Like most developed countries’, inheritance tax in France follows a series of tax codes that outline rules on how estates are taxed on death and the allowances available.
For expatriates and internationally mobile people, the challenge is somewhat more complex. Expats have to comply with rules in the country in which they live and in addition, rules in their home, or even a third country.
French Inheritance tax regulations are clearly defined and apply equally to both locals and foreigners. Essentially, there are two situations to consider:
- How to prepare correctly for future French inheritance tax related issues?
- What liabilities occur when the tax becomes due?
Inheritance tax in France: Gifting
Gifting is a popular way of managing the pre-tax situation of an individual’s estate. Knowing what can be done, the tax implications and what procedures need to be undertaken, is of vital importance. The best laid plans can be undone by either misunderstanding the system or not following the correct procedures.
The gifting of property in France
France has specific rules in terms of which assets can be gifted and the tax implications that apply with respect to the relationship between donors and donees. There are particular rules regarding the gifting of property. For example, it is possible to transfer ownership from parents to children. In such circumstances it is mandatory to employ the services of a ‘Notaire’, who will ensure that the correct paperwork is completed and stamp duty paid. Stamp duty is a form of transfer tax on property; it is currently 3% of the value. It should be noted that Notaire fees tend to be quite high. Those seeking to avail of the property transfer of ownership rules should therefore weigh up the costs and benefits of doing so before engaging in what may well turn out to be an expensive exercise.

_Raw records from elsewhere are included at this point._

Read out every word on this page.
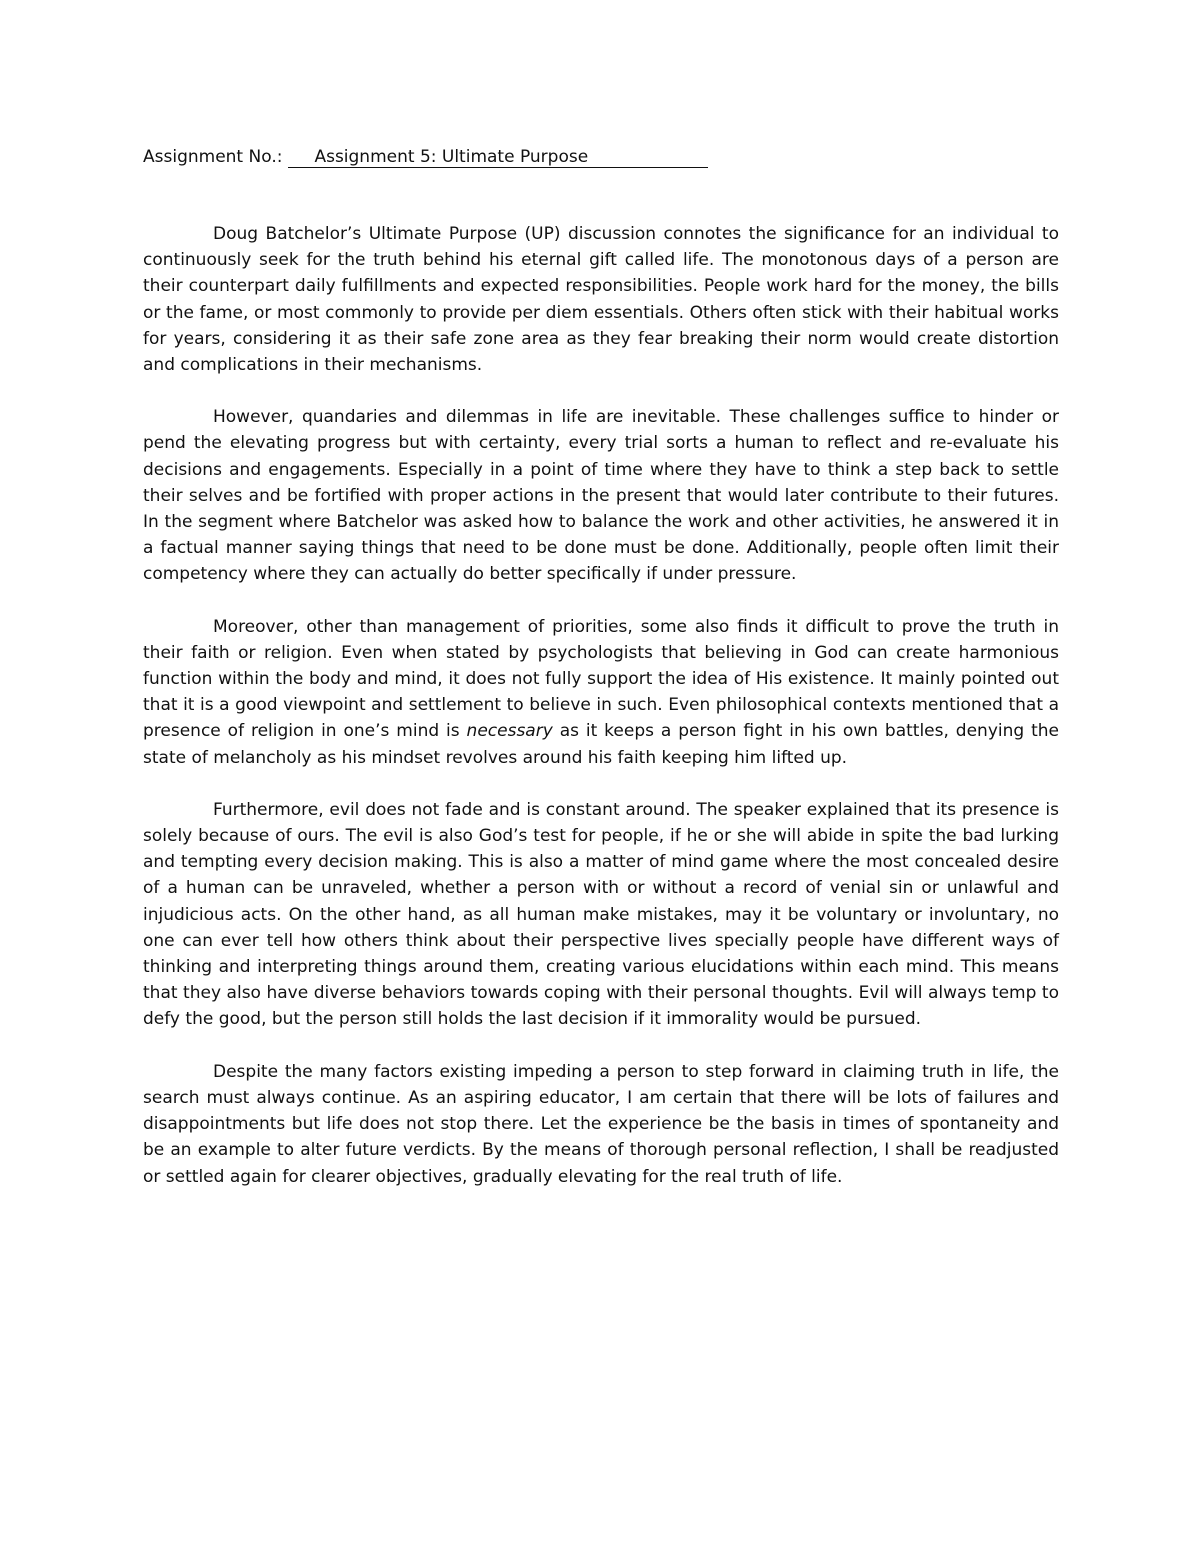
Assignment No.: Assignment 5: Ultimate Purpose

Doug Batchelor’s Ultimate Purpose (UP) discussion connotes the significance for an individual to continuously seek for the truth behind his eternal gift called life. The monotonous days of a person are their counterpart daily fulfillments and expected responsibilities. People work hard for the money, the bills or the fame, or most commonly to provide per diem essentials. Others often stick with their habitual works for years, considering it as their safe zone area as they fear breaking their norm would create distortion and complications in their mechanisms.

However, quandaries and dilemmas in life are inevitable. These challenges suffice to hinder or pend the elevating progress but with certainty, every trial sorts a human to reflect and re-evaluate his decisions and engagements. Especially in a point of time where they have to think a step back to settle their selves and be fortified with proper actions in the present that would later contribute to their futures. In the segment where Batchelor was asked how to balance the work and other activities, he answered it in a factual manner saying things that need to be done must be done. Additionally, people often limit their competency where they can actually do better specifically if under pressure.

Moreover, other than management of priorities, some also finds it difficult to prove the truth in their faith or religion. Even when stated by psychologists that believing in God can create harmonious function within the body and mind, it does not fully support the idea of His existence. It mainly pointed out that it is a good viewpoint and settlement to believe in such. Even philosophical contexts mentioned that a presence of religion in one’s mind is necessary as it keeps a person fight in his own battles, denying the state of melancholy as his mindset revolves around his faith keeping him lifted up.

Furthermore, evil does not fade and is constant around. The speaker explained that its presence is solely because of ours. The evil is also God’s test for people, if he or she will abide in spite the bad lurking and tempting every decision making. This is also a matter of mind game where the most concealed desire of a human can be unraveled, whether a person with or without a record of venial sin or unlawful and injudicious acts. On the other hand, as all human make mistakes, may it be voluntary or involuntary, no one can ever tell how others think about their perspective lives specially people have different ways of thinking and interpreting things around them, creating various elucidations within each mind. This means that they also have diverse behaviors towards coping with their personal thoughts. Evil will always temp to defy the good, but the person still holds the last decision if it immorality would be pursued.

Despite the many factors existing impeding a person to step forward in claiming truth in life, the search must always continue. As an aspiring educator, I am certain that there will be lots of failures and disappointments but life does not stop there. Let the experience be the basis in times of spontaneity and be an example to alter future verdicts. By the means of thorough personal reflection, I shall be readjusted or settled again for clearer objectives, gradually elevating for the real truth of life.
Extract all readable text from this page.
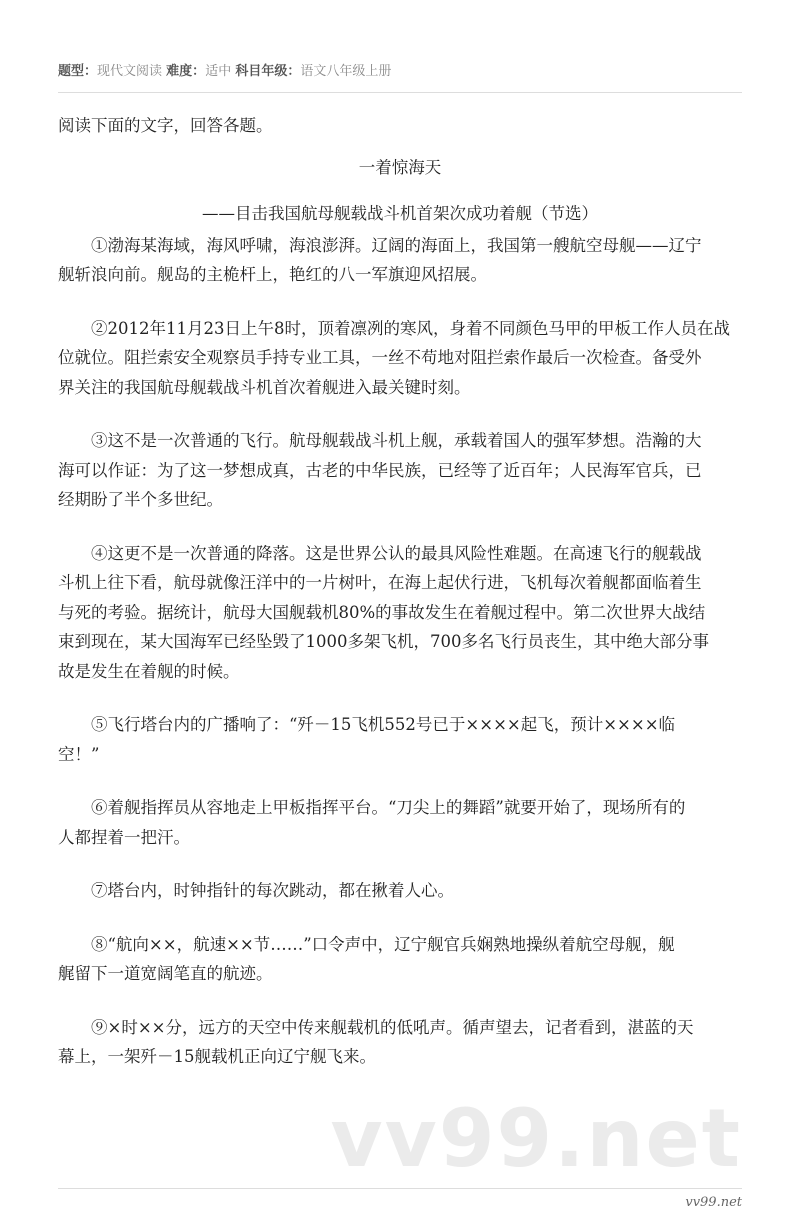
题型：现代文阅读 难度：适中 科目年级：语文八年级上册
阅读下面的文字，回答各题。
一着惊海天
——目击我国航母舰载战斗机首架次成功着舰（节选）
　　①渤海某海域，海风呼啸，海浪澎湃。辽阔的海面上，我国第一艘航空母舰——辽宁
舰斩浪向前。舰岛的主桅杆上，艳红的八一军旗迎风招展。
　　②2012年11月23日上午8时，顶着凛冽的寒风，身着不同颜色马甲的甲板工作人员在战
位就位。阻拦索安全观察员手持专业工具，一丝不苟地对阻拦索作最后一次检查。备受外
界关注的我国航母舰载战斗机首次着舰进入最关键时刻。
　　③这不是一次普通的飞行。航母舰载战斗机上舰，承载着国人的强军梦想。浩瀚的大
海可以作证：为了这一梦想成真，古老的中华民族，已经等了近百年；人民海军官兵，已
经期盼了半个多世纪。
　　④这更不是一次普通的降落。这是世界公认的最具风险性难题。在高速飞行的舰载战
斗机上往下看，航母就像汪洋中的一片树叶，在海上起伏行进，飞机每次着舰都面临着生
与死的考验。据统计，航母大国舰载机80%的事故发生在着舰过程中。第二次世界大战结
束到现在，某大国海军已经坠毁了1000多架飞机，700多名飞行员丧生，其中绝大部分事
故是发生在着舰的时候。
　　⑤飞行塔台内的广播响了：“歼－15飞机552号已于××××起飞，预计××××临
空！”
　　⑥着舰指挥员从容地走上甲板指挥平台。“刀尖上的舞蹈”就要开始了，现场所有的
人都捏着一把汗。
　　⑦塔台内，时钟指针的每次跳动，都在揪着人心。
　　⑧“航向××，航速××节……”口令声中，辽宁舰官兵娴熟地操纵着航空母舰，舰
艉留下一道宽阔笔直的航迹。
　　⑨×时××分，远方的天空中传来舰载机的低吼声。循声望去，记者看到，湛蓝的天
幕上，一架歼－15舰载机正向辽宁舰飞来。
vv99.net
vv99.net
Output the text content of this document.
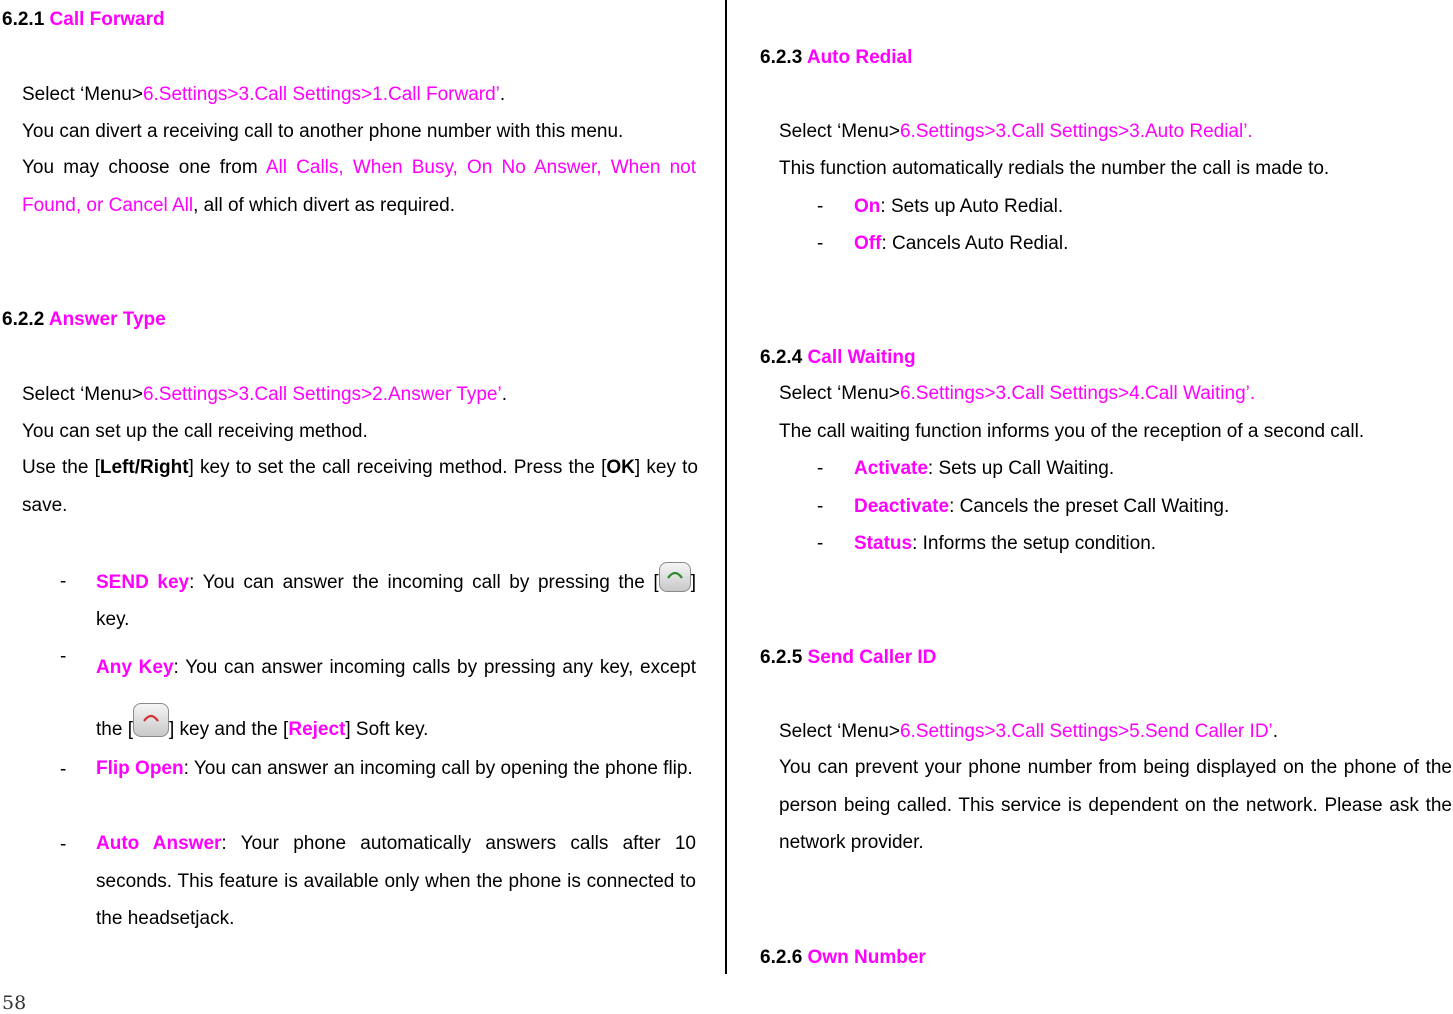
6.2.1 Call Forward
Select ‘Menu>6.Settings>3.Call Settings>1.Call Forward’.
You can divert a receiving call to another phone number with this menu.
You may choose one from All Calls, When Busy, On No Answer, When not Found, or Cancel All, all of which divert as required.
6.2.2 Answer Type
Select ‘Menu>6.Settings>3.Call Settings>2.Answer Type’.
You can set up the call receiving method.
Use the [Left/Right] key to set the call receiving method. Press the [OK] key to save.
- SEND key: You can answer the incoming call by pressing the [ ] key.
-
Any Key: You can answer incoming calls by pressing any key, except the [ ] key and the [Reject] Soft key.
- Flip Open: You can answer an incoming call by opening the phone flip.
- Auto Answer: Your phone automatically answers calls after 10 seconds. This feature is available only when the phone is connected to the headsetjack.
58
6.2.3 Auto Redial
Select ‘Menu>6.Settings>3.Call Settings>3.Auto Redial’.
This function automatically redials the number the call is made to.
- On: Sets up Auto Redial.
- Off: Cancels Auto Redial.
6.2.4 Call Waiting
Select ‘Menu>6.Settings>3.Call Settings>4.Call Waiting’.
The call waiting function informs you of the reception of a second call.
- Activate: Sets up Call Waiting.
- Deactivate: Cancels the preset Call Waiting.
- Status: Informs the setup condition.
6.2.5 Send Caller ID
Select ‘Menu>6.Settings>3.Call Settings>5.Send Caller ID’.
You can prevent your phone number from being displayed on the phone of the person being called. This service is dependent on the network. Please ask the network provider.
6.2.6 Own Number
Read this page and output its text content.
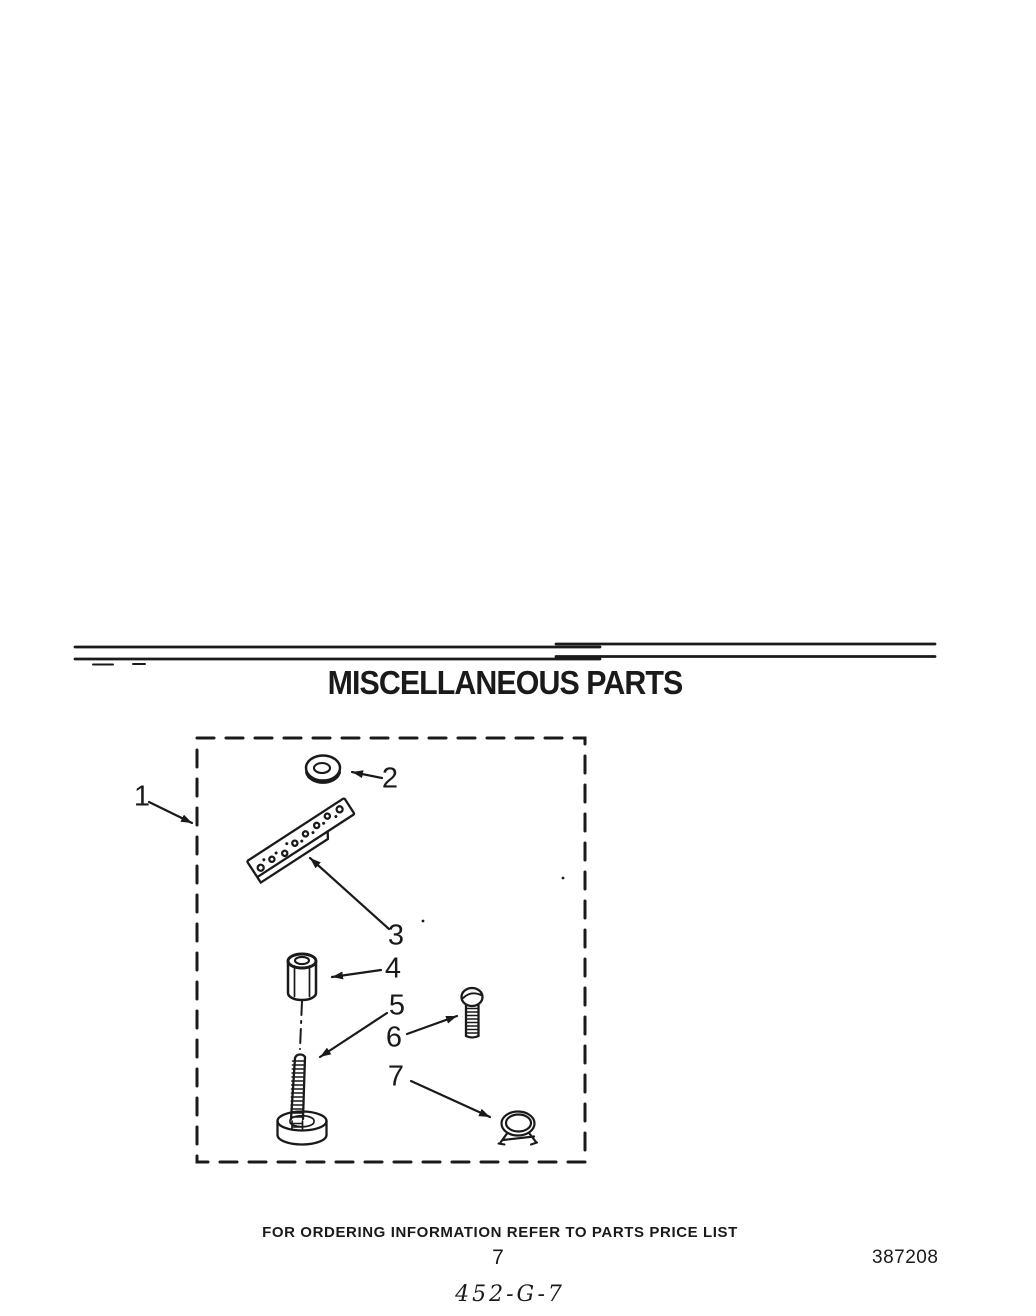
MISCELLANEOUS PARTS
1
2
3
4
5
6
7
FOR ORDERING INFORMATION REFER TO PARTS PRICE LIST
7	387208
452-G-7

The gifting of money, or liquid assets such as shares, is a relatively straight forward process. The amount that can be gifted within tax free allowances is dependent on the type of family relationship. The most common form of gifting is between parents and their children. There is a specific tax free allowance for lifetime gifts of up to 100,000 € per child; the allowance is renewable every 15 years. The tax free allowance for gifting to grandchildren is currently 31,865 €.
When gifts are made/received, they have to be registered with the French tax authorities in order to benefit from the allowance. A particular form needs to be completed and dispatched to the tax office; a Notaire can complete the form on your behalf.
Gifting allows individuals to gradually reduce the value of their total estate whilst at the same time avoiding the creation of tax liabilities for their children. If a donor dies before the end of the 15-year period, any gift could potentially be taxable under inheritance tax rules. However, given that each child has a 100,000 € tax free allowance in France on the death of a parent, there would be no tax payable on a gift up to this amount.
What to do with the gift?
What happens thereafter is dependent on where the money is held by the recipient of the gift. If the children are tax resident in France, it would make sense to take advantage of available tax benefits by investing in an Assurance Vie policy. Assurance Vie contracts allow the ‘tax free roll-up’ of funds if no withdrawals are made. In the event of withdrawals being taken, tax rates are lower than most other options.
Children who are tax resident outside of France would have to abide by the tax rules of the country they live in. Donees resident in the UK may wish to consider the placement of the money in a trust for tax planning purposes.